El principal misterio que se honra y celebra en esta devoción es el misterio de la Encarnación. En él Jesucristo se halla presente y encarnado en su seno. Por ello, es mejor decir la esclavitud de Jesús en María, de Jesús que reside y reina en María, según aquella hermosa plegaria de tantas y tan grandes almas: “¡Oh Jesús, que vives en María, ven a vivir en nosotros con tu espíritu de santidad, con la plenitud de tu poder, con la perfección de tus caminos, con la comunión de tus misterios!” ¡Domina en nosotros sobre todo poder enemigo, con tu Espíritu Santo, para la gloria del Padre! Amén”.
Esta manera de hablar manifiesta mejor la unión íntima que hay entre Jesús y María. Ellos se hallan íntimamente unidos, que el uno está totalmente en el otro: Jesús está todo en María y María toda en Jesús, o mejor, no vive Ella sino Jesús en Ella. Antes separaríamos la luz del sol que a María de Jesús. De suerte que al Señor se le puede llamar Jesús de María y a la Santísima Virgen, María de Jesús.
El tiempo no me permite detenerme aquí para explicar las excelencias y grandezas del misterio de Jesús que vive y reina en María, es decir, de la Encarnación del Verbo. Me contentaré con decir en dos palabras:
Que este es el primer misterio de Jesucristo, el más oculto, el más elevado y menos conocido.
Que en este misterio, Jesús en el seno de María -al que por ello denominan los santos la sala de los secretos de Dios- escogió de acuerdo con Ella a todos los elegidos.
Que en este misterio realizó ya todos los demás misterios de su vida, por la aceptación que hizo de ellos: “Por eso, al entrar Cristo al mundo dice: “Mira, aquí vengo; aquí estoy para cumplir tu voluntad” (Heb 10,5-9).
Que este misterio es, por consiguiente, el compendio de todos los misterios de Cristo y encierra la voluntad y gracia de todos ellos.
Y, por último, que este misterio es el trono de la misericordia, generosidad y gloria de Dios.
Es el trono de la misericordia divina para con nosotros, porque no podemos acercarnos a Jesús sino por María, no podemos ver ni hablar a Jesús sino por María.
Es el trono de la generosidad, porque mientras Jesús, nuevo Adán, permanece en María -su verdadero paraíso terrestre- realizó en él ocultamente tantas maravillas, que ni los ángeles ni los hombres alcanzan a comprenderlas; por ello, los santos llaman a María la magnificencia de Dios como si Dios sólo fuera magnifico en María.
Es el trono de gloria que Jesús tributa al Padre, porque:
En María aplacó Él perfectamente a su Padre irritado contra los hombres.
En Ella reparó perfectamente la gloria que el pecado le había arrebatado.

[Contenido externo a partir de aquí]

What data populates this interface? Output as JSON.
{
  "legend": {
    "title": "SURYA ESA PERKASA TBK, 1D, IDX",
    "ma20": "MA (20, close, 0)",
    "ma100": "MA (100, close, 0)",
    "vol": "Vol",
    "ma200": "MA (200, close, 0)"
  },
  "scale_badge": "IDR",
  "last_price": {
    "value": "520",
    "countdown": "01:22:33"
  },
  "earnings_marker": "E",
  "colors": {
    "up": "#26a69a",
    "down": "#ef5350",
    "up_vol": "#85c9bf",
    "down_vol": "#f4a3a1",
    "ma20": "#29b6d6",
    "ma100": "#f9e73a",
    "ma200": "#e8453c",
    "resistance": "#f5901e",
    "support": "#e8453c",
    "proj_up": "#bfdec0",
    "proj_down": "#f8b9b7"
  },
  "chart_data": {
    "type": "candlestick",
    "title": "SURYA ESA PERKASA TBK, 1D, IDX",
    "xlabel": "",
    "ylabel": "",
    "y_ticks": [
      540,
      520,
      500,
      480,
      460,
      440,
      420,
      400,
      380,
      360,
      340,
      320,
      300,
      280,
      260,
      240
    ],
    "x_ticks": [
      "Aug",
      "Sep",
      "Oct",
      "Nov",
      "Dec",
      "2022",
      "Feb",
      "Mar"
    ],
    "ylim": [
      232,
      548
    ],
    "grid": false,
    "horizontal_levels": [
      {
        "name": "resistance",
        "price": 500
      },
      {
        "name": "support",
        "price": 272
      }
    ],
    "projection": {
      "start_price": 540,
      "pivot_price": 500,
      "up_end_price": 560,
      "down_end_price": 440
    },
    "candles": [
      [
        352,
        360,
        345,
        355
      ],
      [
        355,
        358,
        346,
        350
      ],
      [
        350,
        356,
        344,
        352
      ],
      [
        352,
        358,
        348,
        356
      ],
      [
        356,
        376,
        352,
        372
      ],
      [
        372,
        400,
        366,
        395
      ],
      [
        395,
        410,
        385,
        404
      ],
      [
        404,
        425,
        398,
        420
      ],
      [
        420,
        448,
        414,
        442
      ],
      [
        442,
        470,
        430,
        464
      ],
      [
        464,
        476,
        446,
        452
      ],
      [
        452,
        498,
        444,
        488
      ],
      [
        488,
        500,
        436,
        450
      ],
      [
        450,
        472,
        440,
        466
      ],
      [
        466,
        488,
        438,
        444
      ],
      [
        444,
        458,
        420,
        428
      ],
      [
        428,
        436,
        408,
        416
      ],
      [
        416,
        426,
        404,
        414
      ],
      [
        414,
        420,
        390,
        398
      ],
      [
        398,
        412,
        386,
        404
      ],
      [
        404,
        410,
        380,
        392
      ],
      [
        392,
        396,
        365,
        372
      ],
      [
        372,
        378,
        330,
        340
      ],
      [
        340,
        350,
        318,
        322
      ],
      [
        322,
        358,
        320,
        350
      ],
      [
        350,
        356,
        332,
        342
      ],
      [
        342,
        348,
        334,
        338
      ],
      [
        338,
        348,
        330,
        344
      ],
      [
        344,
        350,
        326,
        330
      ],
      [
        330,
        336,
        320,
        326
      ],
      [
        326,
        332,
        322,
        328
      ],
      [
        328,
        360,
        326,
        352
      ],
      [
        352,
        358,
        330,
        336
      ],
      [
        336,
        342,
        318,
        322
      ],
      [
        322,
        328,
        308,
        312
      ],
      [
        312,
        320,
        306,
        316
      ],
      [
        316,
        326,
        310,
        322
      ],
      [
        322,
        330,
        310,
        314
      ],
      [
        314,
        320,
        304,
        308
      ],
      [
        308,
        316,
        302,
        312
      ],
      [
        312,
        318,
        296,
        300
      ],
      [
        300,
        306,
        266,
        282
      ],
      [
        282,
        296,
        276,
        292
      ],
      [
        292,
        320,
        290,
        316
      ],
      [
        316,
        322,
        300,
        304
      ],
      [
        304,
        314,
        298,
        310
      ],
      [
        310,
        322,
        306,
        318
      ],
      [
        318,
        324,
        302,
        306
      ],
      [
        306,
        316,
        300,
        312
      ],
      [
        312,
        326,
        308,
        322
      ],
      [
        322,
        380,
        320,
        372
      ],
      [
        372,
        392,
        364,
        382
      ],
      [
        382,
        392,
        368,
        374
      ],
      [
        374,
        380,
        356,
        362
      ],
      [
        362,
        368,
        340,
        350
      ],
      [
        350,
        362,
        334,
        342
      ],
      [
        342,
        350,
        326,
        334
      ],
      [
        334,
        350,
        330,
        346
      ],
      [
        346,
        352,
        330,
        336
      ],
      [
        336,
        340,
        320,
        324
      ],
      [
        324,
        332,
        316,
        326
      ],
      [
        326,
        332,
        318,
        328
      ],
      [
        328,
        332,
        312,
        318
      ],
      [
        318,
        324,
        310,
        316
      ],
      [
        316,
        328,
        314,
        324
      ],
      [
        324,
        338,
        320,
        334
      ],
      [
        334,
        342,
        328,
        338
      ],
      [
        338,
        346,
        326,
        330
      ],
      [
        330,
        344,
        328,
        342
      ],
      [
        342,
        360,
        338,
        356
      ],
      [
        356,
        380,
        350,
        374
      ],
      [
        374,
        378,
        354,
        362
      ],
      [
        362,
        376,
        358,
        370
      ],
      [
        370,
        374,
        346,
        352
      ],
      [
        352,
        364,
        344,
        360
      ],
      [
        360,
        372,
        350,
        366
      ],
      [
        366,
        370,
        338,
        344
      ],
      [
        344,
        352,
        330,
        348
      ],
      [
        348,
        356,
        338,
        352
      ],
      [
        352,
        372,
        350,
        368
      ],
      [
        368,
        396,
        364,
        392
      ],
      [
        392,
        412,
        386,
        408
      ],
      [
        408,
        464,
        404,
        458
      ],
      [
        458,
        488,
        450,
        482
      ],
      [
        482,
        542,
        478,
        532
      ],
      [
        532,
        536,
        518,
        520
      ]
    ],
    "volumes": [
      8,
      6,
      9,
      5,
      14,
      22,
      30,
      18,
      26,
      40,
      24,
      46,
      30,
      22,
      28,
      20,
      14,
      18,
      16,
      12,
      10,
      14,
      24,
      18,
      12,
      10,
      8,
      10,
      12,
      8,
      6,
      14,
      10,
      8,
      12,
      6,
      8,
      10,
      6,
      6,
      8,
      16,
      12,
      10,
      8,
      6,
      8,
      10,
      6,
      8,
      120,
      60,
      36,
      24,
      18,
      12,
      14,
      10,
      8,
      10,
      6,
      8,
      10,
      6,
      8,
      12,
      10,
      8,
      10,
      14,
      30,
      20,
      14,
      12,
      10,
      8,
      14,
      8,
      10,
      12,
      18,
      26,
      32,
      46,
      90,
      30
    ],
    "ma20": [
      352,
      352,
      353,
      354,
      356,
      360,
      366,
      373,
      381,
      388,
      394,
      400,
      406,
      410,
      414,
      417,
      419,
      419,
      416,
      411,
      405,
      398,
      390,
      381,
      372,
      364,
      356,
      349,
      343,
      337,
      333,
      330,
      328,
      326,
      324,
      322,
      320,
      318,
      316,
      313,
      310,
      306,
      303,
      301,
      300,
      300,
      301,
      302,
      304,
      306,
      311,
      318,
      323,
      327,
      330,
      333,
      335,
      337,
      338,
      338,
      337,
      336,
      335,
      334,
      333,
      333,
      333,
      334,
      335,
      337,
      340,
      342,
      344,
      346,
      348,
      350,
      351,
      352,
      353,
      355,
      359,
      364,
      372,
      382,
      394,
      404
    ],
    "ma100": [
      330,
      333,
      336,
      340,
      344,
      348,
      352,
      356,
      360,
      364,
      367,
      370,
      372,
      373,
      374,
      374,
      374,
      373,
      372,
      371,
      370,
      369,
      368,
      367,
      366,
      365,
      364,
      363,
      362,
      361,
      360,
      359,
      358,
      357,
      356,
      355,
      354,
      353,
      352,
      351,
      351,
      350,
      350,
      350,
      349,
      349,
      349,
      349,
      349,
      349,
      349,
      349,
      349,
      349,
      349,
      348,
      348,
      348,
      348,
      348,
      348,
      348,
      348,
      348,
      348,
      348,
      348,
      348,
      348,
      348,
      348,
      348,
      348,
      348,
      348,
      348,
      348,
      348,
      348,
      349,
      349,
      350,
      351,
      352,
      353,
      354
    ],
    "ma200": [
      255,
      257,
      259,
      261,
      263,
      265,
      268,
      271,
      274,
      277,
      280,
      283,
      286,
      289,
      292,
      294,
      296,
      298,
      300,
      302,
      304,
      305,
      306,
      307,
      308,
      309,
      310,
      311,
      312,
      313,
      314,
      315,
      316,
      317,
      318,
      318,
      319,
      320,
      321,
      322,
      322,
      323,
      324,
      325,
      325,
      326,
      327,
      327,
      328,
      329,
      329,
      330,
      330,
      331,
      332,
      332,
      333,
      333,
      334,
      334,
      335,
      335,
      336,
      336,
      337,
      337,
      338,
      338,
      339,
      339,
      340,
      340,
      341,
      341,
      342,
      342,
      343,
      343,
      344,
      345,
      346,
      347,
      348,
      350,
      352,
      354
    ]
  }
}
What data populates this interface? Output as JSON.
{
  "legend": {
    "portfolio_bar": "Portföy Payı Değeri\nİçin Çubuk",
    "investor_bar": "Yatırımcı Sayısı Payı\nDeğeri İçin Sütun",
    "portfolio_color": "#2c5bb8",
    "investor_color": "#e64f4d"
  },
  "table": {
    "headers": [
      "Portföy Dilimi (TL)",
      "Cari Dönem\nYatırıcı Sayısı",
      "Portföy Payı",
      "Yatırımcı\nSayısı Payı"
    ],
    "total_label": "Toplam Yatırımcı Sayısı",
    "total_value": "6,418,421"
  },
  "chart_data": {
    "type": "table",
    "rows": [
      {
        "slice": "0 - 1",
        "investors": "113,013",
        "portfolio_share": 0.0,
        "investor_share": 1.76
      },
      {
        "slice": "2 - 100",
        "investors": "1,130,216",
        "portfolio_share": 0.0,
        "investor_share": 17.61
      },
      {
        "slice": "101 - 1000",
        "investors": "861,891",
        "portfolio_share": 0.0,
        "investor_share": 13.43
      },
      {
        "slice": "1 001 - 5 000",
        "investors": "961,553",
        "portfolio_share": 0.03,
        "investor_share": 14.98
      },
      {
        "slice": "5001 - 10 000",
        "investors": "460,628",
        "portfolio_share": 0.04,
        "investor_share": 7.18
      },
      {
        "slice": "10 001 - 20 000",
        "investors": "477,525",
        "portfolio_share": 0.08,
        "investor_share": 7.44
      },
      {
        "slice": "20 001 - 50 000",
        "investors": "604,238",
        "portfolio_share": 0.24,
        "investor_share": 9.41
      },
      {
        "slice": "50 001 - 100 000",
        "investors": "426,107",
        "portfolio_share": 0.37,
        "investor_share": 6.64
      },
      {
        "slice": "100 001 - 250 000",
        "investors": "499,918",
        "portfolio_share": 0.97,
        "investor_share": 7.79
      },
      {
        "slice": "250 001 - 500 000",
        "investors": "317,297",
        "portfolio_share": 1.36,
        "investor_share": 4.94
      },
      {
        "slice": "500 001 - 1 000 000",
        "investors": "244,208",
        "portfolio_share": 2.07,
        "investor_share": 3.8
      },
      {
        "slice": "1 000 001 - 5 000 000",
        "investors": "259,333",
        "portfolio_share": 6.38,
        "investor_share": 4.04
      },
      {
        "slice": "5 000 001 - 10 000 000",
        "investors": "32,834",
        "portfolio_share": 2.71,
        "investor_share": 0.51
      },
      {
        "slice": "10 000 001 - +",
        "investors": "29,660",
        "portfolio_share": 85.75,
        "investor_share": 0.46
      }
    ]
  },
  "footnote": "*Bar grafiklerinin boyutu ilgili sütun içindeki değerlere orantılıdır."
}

En Ella, por el holocausto que ofreció de su voluntad y de sí mismo, dio al Padre más gloria que la que le habían dado todos los sacrificios de la Ley antigua.
Y, finalmente, en Ella le dio una gloria infinita, que jamás había recibido del hombre.»[6]
PRÁCTICA
Visitar un hogar de niños abandonados y llevarles ayuda tanto espiritual como material. Esta actividad puede ser programada por el preparador de la consagración para hacerla de manera grupal, o también puede hacerse de forma individual.
[1] Amor a la Sabiduría Eterna, nn. 42-46.
[2] Catecismo, 456-460.463.
[3] De las Homilías de San Bernardo, Abad, sobre las excelencias de la Virgen Madre (Homilía 4, 8-9: Opera Omnia, Edición Cisterciense, 4 [1966] 53-54).
[4] Carta del Papa Juan Pablo II a la familia Montfortiana, 2003.
[5] Tratado de la Verdadera Devoción, n. 139.
[6] Tratado de la Verdadera Devoción, nn. 243-248.